3. May 12th. Wednesday
I woke up this morning looking out the train window at the French countryside. Hedgerows and rolling hills covered in vibrant green grasses. Small towns nestled between or on tops of hills, occasional squared fields of intense yellow flowers.
We just now pulled into Dijon and are stopped at a station. The town’s gothic cathedral and ancient houses loom on the hillside. A brick wall embankment against the train station looks 300 years old and holds a sign that says “Dijon-ville” and is rusted with its age.
I told Laura yesterday evening that the last two days of exploring Rome, having no cell phones or internet, the styles of the Roman shops and coffeebars, and travelling by train makes me feel as though it were 1935. The aesthetic of Dijón only reinforces this feeling.
Awoke on the top bunk of a sleeping car on a train to Paris. Peered out from under a plaid wool blanket to see green countryside dotted with old french farms, churches and clusters of cows. What a wonderful start to the day! Cherries, cappuccinos, and croissants for breakfast. A quick recap of a day spent in Rome. We arrived on Sunday, May 10 at 10am. The airport was calm as we walked through the terminal and anticipated the next 24 hours. Passports stamped, money transferred, train tickets to Roma Termini, arrived at the train station and began our search for a hostel. This is the point where we should have immediately stowed our luggage because walking through the streets of Rome with even our small bags proved quite difficult. Many stairs, cobblestones, and crazy traffic left us tired and frustrated. We finally located an internet cafe and looked up some hostels. The majority were booked, but we found one possibility and proceeded to make it our mission to locate it. Another metro train to Termini, luggage stored, our first meal of the day at 5pm: cappuccinos and proscuito with brie on a baguette. We sat in silence. I will admit to feeling overwhelmed and tired already, wishing we had booked a hostel in advance, bought better shoes, and packed only backpacks. We walked out of the station and into the rain, realizing I left my raincoat in the luggage locker. Thankfully the hostel was close, had a room with six beds for 17 euro each, and a rooftop garden with fig and lemon trees.

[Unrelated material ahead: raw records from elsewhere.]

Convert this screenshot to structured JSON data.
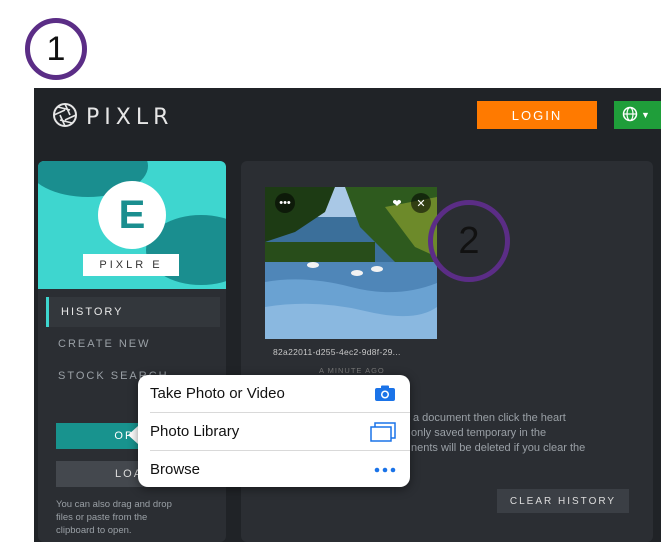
{
  "badges": {
    "one": "1",
    "two": "2"
  },
  "header": {
    "logo_text": "PIXLR",
    "login_label": "LOGIN",
    "lang_icon": "globe-icon"
  },
  "sidebar": {
    "product_label": "PIXLR E",
    "hero_letter": "E",
    "nav": [
      {
        "label": "HISTORY",
        "active": true
      },
      {
        "label": "CREATE NEW",
        "active": false
      },
      {
        "label": "STOCK SEARCH",
        "active": false
      }
    ],
    "open_label": "OPEN",
    "load_label": "LOAD",
    "help_text_lines": [
      "You can also drag and drop",
      "files or paste from the",
      "clipboard to open."
    ]
  },
  "history": {
    "item_name": "82a22011-d255-4ec2-9d8f-29...",
    "item_time": "A MINUTE AGO",
    "info_lines": [
      "a document then click the heart",
      "only saved temporary in the",
      "nents will be deleted if you clear the"
    ],
    "clear_label": "CLEAR HISTORY"
  },
  "popover": {
    "items": [
      {
        "label": "Take Photo or Video",
        "icon": "camera-icon"
      },
      {
        "label": "Photo Library",
        "icon": "photo-library-icon"
      },
      {
        "label": "Browse",
        "icon": "more-dots-icon"
      }
    ]
  },
  "colors": {
    "accent_orange": "#ff7a00",
    "accent_teal": "#3ed6cf",
    "lang_green": "#1f9e3a",
    "badge_purple": "#5b2d86",
    "ios_blue": "#1a73e8"
  }
}
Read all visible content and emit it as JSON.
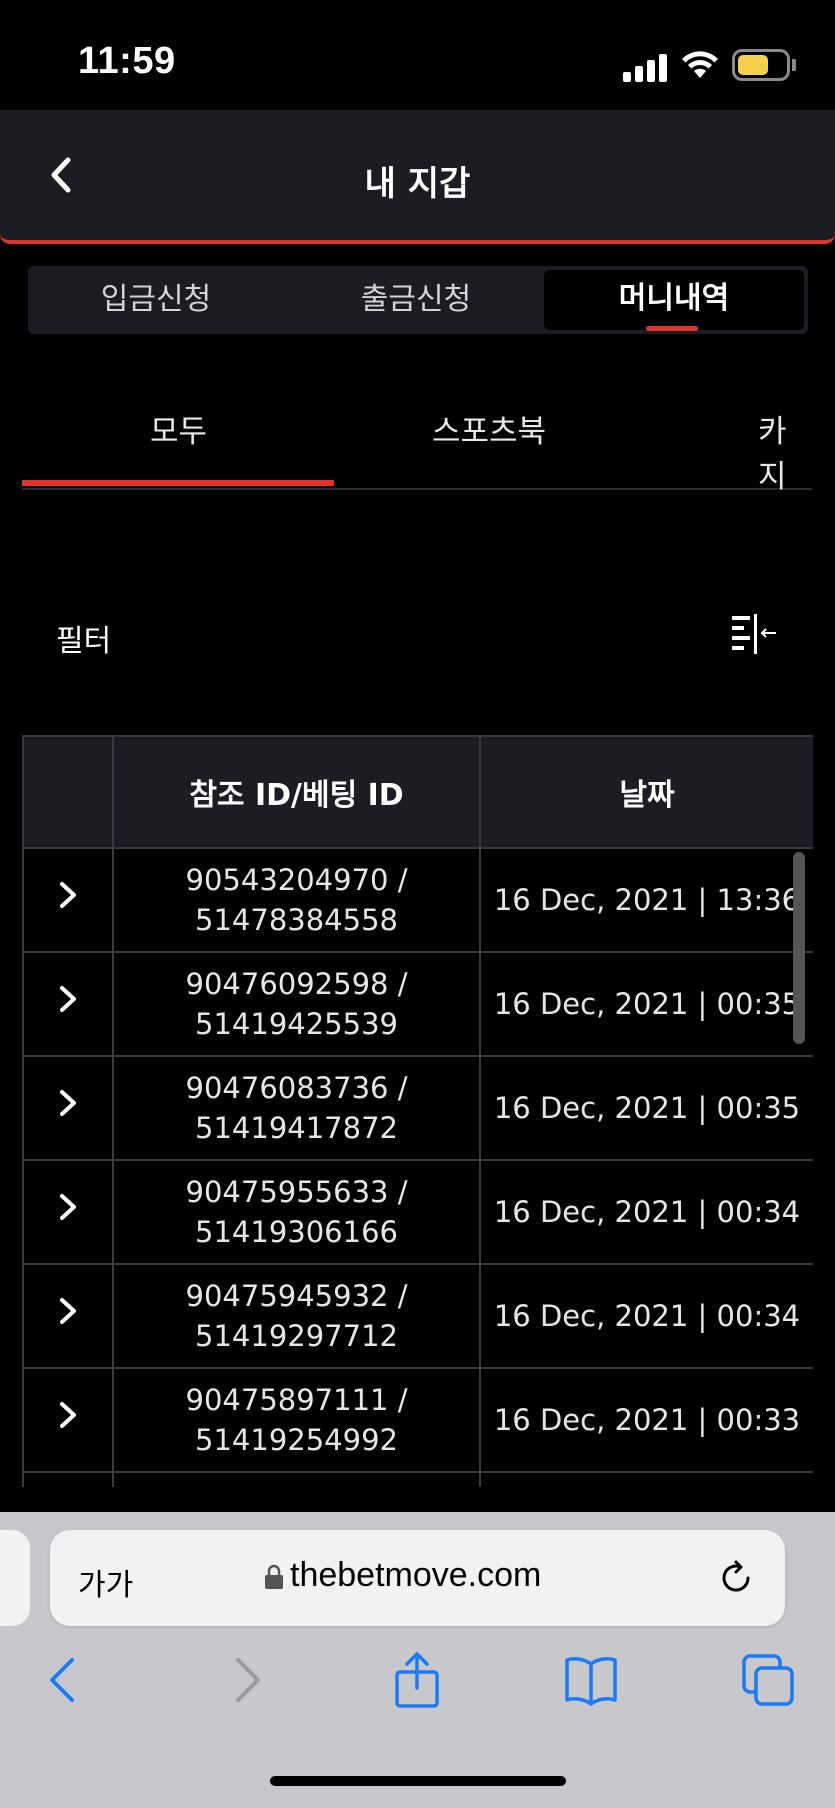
{
  "status": {
    "time": "11:59"
  },
  "header": {
    "title": "내 지갑"
  },
  "segments": [
    {
      "label": "입금신청"
    },
    {
      "label": "출금신청"
    },
    {
      "label": "머니내역"
    }
  ],
  "subtabs": [
    {
      "label": "모두"
    },
    {
      "label": "스포츠북"
    },
    {
      "label": "카지"
    }
  ],
  "filter": {
    "label": "필터"
  },
  "table": {
    "headers": [
      "",
      "참조 ID/베팅 ID",
      "날짜"
    ],
    "rows": [
      {
        "ref_id": "90543204970 /",
        "bet_id": "51478384558",
        "date": "16 Dec, 2021 | 13:36"
      },
      {
        "ref_id": "90476092598 /",
        "bet_id": "51419425539",
        "date": "16 Dec, 2021 | 00:35"
      },
      {
        "ref_id": "90476083736 /",
        "bet_id": "51419417872",
        "date": "16 Dec, 2021 | 00:35"
      },
      {
        "ref_id": "90475955633 /",
        "bet_id": "51419306166",
        "date": "16 Dec, 2021 | 00:34"
      },
      {
        "ref_id": "90475945932 /",
        "bet_id": "51419297712",
        "date": "16 Dec, 2021 | 00:34"
      },
      {
        "ref_id": "90475897111 /",
        "bet_id": "51419254992",
        "date": "16 Dec, 2021 | 00:33"
      }
    ]
  },
  "browser": {
    "text_size_label": "가가",
    "url": "thebetmove.com"
  },
  "colors": {
    "accent": "#e2332b",
    "ios_blue": "#1a7cf5",
    "surface": "#1b1d22"
  }
}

I fell asleep almost immediately; awoke to darkness and loud laughter on the street below coming though our open window. Even though we felt disoriented from the days events, we shook off the jet lag the best we could and walked into the Roma evening. Already late, many places were closed but we found a small wine bar across the street from our hostel. A bottle of vino and a pizza proved to be the perfect meal and a remedy to restore my spirit. Amos and I shared a cigarette and struck up a conversation with the gentleman across from us when Amos offered his photographic skills to take a group photo. Our first acquaintance with another traveler; Adam from Toronto was traveling through Italy for three weeks. He shared some highlights of the city with us, as well as an excitement about photography. We ended the evening with a stroll through our section of the city, back to our room to meet three travelers from Spain, finish a bottle of wine while playing sudoku in bed. In that moment, I felt quite content.
Day two in Roma before we left for Paris was a flurry. We saw so much, it seems to blend together in one magnificent mound of ancient history, classic Italian shops, and the rhythmic Italian language that was all around us. We saw many more monuments and ruins than we can name or could name by seeing them. Colosseo, Pantheon, Isola, Tiberina, the oldest Jewish district in Europe, Area Sacra, Monumento a Vittorio Emanuele II, Palatino, and everything in between. We successfully walked two unintentional circles, since the Roman streets are a bit hard to navigate, especially when in a rush to see a few things before catching a 6pm train. Looking back we thought it would have been great to spend an additional day and put Paris off for another, but perhaps we’ll just save more Roma for the next trip to Europe.